En palabras de un veterano diplomático europeo: “Rusia toma las críticas y las llamadas a cumplir con las convenciones internacionales, que ha firmado, como una injerencia”. Y cada comentario de un líder occidental se presenta así en los medios de comunicación de la órbita del Kremlin. Bruselas, Washington y numerosos mandatarios europeos han criticado duramente la condena contra Navalni, arrestado en Moscú nada más regresar de Alemania, donde se recuperó del envenenamiento, también porque deriva de una sentencia que el Tribunal Europeo de Derechos Humanos consideró hace cuatro años como políticamente motivada, “arbitraria e injusta”. Moscú pagó una indemnización a Navalni, pero el caso siguió latente. En los cambios constitucionales del pasado julio, Rusia no solo consagró la posibilidad de Putin de perpetuarse en el poder, sino que también incluyo una referencia de que la ley rusa prevalece sobre cualquier decisión internacional.
La declaración como persona non grata a los tres diplomáticos, que corona un viaje por el que el enviado de la UE ha recibido duras críticas desde varios países comunitarios, también ofrece al Kremlin material para la audiencia rusa en sus intentos de describir la injerencia extranjera que, argumentan, trata de impulsar las protestas, prohibidas por las autoridades y que, según la Administración rusa, tratan de desestabilizar el país. Esta semana un programa de la televisión pública destacó la presencia de los diplomáticos en las manifestaciones —uno de ellos incluso fue identificado por las cámaras de videovigilancia con reconocimiento facial—, que estaban allí, apuntan los responsables europeos, como observadores.
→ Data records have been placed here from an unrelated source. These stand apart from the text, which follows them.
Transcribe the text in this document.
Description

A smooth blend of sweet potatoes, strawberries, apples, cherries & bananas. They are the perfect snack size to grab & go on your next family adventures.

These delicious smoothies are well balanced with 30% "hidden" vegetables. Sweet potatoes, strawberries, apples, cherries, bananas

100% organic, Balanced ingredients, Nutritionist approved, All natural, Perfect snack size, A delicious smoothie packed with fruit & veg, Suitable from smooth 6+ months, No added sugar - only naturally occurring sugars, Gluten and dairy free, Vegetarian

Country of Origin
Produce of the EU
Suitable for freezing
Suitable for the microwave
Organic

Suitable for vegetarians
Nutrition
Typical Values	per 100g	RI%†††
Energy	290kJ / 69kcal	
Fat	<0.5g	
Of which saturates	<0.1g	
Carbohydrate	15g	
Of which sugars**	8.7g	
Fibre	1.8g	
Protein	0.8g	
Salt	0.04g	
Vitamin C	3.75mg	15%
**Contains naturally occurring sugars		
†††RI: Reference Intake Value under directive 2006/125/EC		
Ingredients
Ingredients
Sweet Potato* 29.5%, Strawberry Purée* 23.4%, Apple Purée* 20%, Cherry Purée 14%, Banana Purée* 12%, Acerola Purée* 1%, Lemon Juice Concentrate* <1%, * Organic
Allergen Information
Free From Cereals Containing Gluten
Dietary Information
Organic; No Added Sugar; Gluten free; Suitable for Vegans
El viernes por la noche, tras un día desastroso para la diplomacia europea, el Kremlin volvió a recurrir a la semiótica. El Ministerio de Exteriores colgó un vídeo en sus redes sociales en el que muestra a Alexéi Navalni, hace meses, criticando la autorización “prematura” de Rusia de la vacuna Sputnik V. Y de inmediato, las imágenes de Josep Borrell en Moscú y su felicitación a Rusia por su inmunización y por las “capacidades científicas” del país euroasiático.